Was hoping to get around to sawing the maple down in the field up this weekend, however back digging in the wore out skid steer today instead of cleaning up. Worn out linkage on hydraulic controls has been aggravating, today it surpassed that, arms went up, wouldn't come down! So the afternoon was spent tearing the entire pedal assembly apart, driving rusted roll pins out with the assistance of the torch and liberal amounts of penetrating oil, cleaning shafts, cutting self aligning bearings off that are rusted on, welding oblong holes up and making them round again, etc. etc. etc. Appears a bolt worked loose on the pedal for the lift arm, allowing the connecting linkage to drop, and not push when it was pushed upon, causing the problems. Engineer was on hallucinogenic drugs when he designed the hydraulic controls in the damn thing. Looks like you gave a 6 year old an erector set and turned him loose in there. I just shake my head every time I work on that part of it. Utterly ridiculous!!

Reactions: Great Post 1


----------



## Lou Currier (Sep 23, 2017)

Heading out tomorrow to see what's around...have seen some euc, monkey pod, banyan, and bottle brush...and of course lots of oak. @dennisp42 the oak isn't bad sometimes you can find some real wild grain in the live oak.


----------



## Mr. Peet (Sep 24, 2017)

Lou Currier said:


> Lots of oak here  on the bright side my bougainvillea vine turned tree was blown down so that should make for some interesting turning. Thought I saw some banyon and will have to go back and see. A lot of red gum around as well.

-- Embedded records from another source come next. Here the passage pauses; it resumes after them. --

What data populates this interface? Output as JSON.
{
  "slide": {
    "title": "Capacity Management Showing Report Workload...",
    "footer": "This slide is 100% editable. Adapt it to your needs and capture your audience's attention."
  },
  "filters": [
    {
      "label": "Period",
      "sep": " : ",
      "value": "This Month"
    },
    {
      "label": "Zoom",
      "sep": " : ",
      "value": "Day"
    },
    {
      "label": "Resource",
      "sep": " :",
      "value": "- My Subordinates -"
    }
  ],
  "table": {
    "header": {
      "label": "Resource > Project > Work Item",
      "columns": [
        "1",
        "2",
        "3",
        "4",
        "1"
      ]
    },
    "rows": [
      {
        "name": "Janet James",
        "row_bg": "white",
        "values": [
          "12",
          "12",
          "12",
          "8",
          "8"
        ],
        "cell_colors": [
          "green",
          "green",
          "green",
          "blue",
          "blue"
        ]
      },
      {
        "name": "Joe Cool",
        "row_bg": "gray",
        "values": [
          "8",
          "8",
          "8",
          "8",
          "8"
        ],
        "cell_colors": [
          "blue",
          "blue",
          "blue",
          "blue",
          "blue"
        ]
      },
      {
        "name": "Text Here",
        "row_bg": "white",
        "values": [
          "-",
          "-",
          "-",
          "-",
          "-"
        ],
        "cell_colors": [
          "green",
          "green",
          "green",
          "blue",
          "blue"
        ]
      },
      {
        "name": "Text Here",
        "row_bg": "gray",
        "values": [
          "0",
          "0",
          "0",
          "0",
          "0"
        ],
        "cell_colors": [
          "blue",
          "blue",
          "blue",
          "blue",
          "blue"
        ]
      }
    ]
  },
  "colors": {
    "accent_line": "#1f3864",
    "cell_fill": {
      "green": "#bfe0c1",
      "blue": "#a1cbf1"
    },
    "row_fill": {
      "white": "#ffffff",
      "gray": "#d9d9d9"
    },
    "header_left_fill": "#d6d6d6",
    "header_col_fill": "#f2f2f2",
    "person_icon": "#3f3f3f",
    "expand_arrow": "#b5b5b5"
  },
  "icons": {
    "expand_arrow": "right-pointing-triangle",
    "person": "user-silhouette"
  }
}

Lou, if you are scraping the whole thing, Can a buy some off you for a sample or 2 for my collection?


----------



## Lou Currier (Sep 24, 2017)

Mr. Peet said:


> Lou, if you are scraping the whole thing, Can a buy some off you for a sample or 2 for my collection?



Mark, what dimensions do you need? When I get to processing it I am sure I can help you out.


----------



## Mr. Peet (Sep 24, 2017)

Lou Currier said:


> Mark, what dimensions do you need? When I get to processing it I am sure I can help you out.


My samples finish at 3" x 6" x 1/2 inch. Not sure how big of plant you have, but as with many woods, it is nice to have a quarter sawn and flat sawn piece to show the contrast in grain variety. Look forward to your findings.


----------



## Lou Currier (Sep 25, 2017)

Mr. Peet said:


> My samples finish at 3" x 6" x 1/2 inch. Not sure how big of plant you have, but as with many woods, it is nice to have a quarter sawn and flat sawn piece to show the contrast in grain variety. Look forward to your findings.



We'll see what I can get....trunk is about 6".

Reactions: Thank You! 1


----------